L’hospitalisation à domicile (HAD) permet de recevoir chez soi des soins médicaux et paramédicaux normalement dispensés à l’hôpital. Qui peut y avoir droit, qui décide, et à quoi ressemble vraiment le quotidien une fois l’équipe en place : voici ce que dit le cadre officiel, sans promesse de notre part sur les délais ou les disponibilités.
Qu’est-ce que l’hospitalisation à domicile
L’HAD est un mode d’hospitalisation à part entière, au même titre qu’un séjour en établissement, à la différence que les soins sont réalisés au domicile du patient plutôt qu’entre les murs d’un hôpital[1]. Elle vise des patients atteints de pathologies aiguës, chroniques ou évolutives, qui nécessitent des soins médicaux et paramédicaux complexes et fréquents, impossibles à assurer par les seuls professionnels libéraux du secteur[3]. Le domicile est entendu au sens large : logement personnel, mais aussi établissement d’hébergement pour personnes âgées dépendantes (Ehpad) lorsque l’état du résident dépasse ce que la structure peut prendre en charge seule[3].

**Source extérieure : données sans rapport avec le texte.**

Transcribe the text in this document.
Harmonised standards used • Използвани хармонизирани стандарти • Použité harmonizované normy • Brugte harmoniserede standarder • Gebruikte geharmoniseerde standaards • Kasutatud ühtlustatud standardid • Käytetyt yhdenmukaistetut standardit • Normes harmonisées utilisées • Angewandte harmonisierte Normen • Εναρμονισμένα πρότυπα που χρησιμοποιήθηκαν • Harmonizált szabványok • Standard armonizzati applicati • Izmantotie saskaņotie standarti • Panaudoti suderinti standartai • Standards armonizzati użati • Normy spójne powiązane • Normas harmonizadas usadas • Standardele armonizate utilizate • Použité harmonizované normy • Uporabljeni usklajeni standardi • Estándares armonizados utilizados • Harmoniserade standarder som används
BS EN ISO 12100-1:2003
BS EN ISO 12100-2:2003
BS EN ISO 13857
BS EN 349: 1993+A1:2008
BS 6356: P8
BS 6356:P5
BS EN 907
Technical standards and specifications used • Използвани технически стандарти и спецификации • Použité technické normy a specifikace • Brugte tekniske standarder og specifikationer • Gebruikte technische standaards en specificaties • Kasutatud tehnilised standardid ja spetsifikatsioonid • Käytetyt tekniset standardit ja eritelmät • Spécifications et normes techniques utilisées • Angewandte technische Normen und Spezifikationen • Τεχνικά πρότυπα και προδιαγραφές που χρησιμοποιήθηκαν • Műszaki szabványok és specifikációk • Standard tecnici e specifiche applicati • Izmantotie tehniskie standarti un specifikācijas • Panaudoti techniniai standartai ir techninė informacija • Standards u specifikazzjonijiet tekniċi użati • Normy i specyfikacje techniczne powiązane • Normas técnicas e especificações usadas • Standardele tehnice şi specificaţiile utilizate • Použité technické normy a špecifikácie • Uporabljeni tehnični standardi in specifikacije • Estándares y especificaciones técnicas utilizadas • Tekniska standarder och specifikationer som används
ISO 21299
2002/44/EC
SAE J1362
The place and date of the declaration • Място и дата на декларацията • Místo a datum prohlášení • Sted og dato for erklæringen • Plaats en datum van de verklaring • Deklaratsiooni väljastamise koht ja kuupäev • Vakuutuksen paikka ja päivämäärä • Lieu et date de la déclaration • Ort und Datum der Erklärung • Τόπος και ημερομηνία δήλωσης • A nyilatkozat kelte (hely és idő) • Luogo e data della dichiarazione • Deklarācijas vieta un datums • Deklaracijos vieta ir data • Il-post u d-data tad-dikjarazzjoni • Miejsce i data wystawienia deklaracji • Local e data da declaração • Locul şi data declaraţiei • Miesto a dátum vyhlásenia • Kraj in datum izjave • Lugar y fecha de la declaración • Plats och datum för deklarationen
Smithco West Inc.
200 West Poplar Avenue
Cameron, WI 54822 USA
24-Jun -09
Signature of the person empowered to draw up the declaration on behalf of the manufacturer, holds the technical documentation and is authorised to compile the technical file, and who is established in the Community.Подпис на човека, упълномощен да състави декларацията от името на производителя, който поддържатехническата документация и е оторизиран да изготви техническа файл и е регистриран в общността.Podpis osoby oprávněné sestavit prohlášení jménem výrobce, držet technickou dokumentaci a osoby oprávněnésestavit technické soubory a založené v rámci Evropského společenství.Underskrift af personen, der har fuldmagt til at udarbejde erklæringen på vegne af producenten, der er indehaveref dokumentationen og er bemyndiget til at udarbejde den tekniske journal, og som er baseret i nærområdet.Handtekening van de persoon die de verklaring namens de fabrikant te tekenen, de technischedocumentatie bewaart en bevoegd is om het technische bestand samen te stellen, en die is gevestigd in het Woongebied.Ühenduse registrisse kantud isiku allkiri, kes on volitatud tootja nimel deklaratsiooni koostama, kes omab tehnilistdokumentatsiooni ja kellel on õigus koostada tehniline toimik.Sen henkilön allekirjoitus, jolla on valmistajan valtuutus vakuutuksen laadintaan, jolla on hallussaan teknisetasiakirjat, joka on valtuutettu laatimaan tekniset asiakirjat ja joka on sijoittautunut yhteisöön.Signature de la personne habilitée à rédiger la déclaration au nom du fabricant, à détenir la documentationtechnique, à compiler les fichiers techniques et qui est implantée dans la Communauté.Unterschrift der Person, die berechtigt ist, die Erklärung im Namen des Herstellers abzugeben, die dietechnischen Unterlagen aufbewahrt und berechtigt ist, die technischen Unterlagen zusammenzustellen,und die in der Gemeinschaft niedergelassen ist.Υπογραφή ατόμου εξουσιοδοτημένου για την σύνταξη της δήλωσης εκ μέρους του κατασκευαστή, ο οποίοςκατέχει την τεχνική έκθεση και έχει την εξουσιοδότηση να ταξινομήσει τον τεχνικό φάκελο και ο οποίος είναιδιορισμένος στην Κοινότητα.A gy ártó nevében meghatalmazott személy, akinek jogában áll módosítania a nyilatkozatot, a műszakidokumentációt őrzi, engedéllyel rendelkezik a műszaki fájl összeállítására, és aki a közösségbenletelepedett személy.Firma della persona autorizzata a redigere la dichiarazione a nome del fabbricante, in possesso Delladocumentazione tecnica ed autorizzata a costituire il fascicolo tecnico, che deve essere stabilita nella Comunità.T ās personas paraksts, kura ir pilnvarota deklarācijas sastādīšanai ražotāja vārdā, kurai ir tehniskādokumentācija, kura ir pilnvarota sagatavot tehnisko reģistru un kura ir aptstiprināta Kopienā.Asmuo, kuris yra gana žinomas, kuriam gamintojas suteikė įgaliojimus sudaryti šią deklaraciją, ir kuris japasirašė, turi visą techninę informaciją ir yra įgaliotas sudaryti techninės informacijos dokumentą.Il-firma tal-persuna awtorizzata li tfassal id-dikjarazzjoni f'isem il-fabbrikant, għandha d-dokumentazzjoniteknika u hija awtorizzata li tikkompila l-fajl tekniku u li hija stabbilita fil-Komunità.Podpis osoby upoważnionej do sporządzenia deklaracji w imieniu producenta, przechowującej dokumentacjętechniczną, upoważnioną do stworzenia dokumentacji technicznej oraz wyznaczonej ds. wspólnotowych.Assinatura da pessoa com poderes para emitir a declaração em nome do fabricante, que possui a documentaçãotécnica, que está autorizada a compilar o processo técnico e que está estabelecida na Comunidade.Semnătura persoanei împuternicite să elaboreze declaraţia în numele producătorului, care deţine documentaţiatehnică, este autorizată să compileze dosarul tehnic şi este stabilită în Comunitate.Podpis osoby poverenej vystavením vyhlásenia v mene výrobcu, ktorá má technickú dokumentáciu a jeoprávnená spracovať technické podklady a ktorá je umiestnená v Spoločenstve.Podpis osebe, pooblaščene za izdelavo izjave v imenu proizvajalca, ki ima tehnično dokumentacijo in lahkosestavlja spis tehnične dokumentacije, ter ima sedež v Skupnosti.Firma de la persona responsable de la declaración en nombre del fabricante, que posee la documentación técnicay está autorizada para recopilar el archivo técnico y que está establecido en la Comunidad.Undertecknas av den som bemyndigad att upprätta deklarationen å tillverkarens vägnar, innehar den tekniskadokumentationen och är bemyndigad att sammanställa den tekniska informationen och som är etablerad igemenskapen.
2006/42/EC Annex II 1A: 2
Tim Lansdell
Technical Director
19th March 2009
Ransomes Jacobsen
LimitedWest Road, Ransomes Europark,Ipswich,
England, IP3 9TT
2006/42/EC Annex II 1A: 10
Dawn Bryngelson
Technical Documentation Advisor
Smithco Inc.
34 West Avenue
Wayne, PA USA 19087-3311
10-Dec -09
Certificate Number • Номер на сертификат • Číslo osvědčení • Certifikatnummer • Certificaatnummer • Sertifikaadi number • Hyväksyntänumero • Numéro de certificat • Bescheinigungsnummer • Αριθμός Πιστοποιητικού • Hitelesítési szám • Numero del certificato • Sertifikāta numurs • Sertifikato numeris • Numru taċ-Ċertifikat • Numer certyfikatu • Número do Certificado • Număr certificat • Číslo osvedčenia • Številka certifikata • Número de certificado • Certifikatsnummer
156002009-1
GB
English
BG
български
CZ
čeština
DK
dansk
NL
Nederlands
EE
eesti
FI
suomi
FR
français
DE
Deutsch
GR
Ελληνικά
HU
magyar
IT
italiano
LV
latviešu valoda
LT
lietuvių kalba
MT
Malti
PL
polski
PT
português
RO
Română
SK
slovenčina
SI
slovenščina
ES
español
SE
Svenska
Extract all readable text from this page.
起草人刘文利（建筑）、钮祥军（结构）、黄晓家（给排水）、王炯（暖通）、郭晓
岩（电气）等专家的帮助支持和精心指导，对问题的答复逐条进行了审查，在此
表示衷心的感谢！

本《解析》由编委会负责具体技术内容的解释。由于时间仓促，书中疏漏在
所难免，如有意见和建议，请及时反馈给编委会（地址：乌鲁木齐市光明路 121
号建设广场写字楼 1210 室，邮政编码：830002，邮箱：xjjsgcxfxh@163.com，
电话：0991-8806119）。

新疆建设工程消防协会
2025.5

Ce n’est donc ni une aide à domicile, ni un simple passage infirmier : l’HAD assure une continuité de soins équivalente à celle de l’hôpital, avec une équipe pluridisciplinaire joignable 7 jours sur 7 et 24 heures sur 24[2]. Pour la différence avec les autres dispositifs de soins à domicile, nous détaillons les distinctions avec le SSIAD et le SPASAD dans un article dédié.
À qui s’adresse l’HAD
Concrètement, l’HAD concerne surtout des situations de soins lourds : en 2024, 29 % des journées d’HAD relevaient de soins palliatifs et 25 % de pansements complexes, loin devant les autres motifs (soins de nursing lourds, traitements intraveineux, prise en charge de la douleur, nutrition entérale, chimiothérapie anticancéreuse)[3]. La patientèle est majoritairement âgée : les personnes de 60 ans et plus représentent 69 % des patients pris en charge, et celles de 80 ans et plus 35 %, alors qu’elles ne pèsent que 6 % de la population française[3]. L’HAD reste toutefois ouverte à tous les âges, y compris aux nourrissons et aux enfants, pour des motifs différents (nutrition entérale, surveillance de grossesse à risque, post-partum pathologique)[3].
Une question revient souvent : une personne âgée vivant seule peut-elle en bénéficier ? La réponse officielle est nuancée. L’HAD n’est pas réservée aux foyers avec un aidant présent en permanence, mais elle n’est pas possible si le patient est en situation d’isolement complet, sans aucun proche pouvant alerter l’équipe en cas de besoin[1]. La faisabilité s’évalue au cas par cas, lors de la visite d’évaluation à domicile : un logement adapté, un moyen de communication fonctionnel et une possibilité de recours en urgence pèsent autant que la présence physique constante d’un proche.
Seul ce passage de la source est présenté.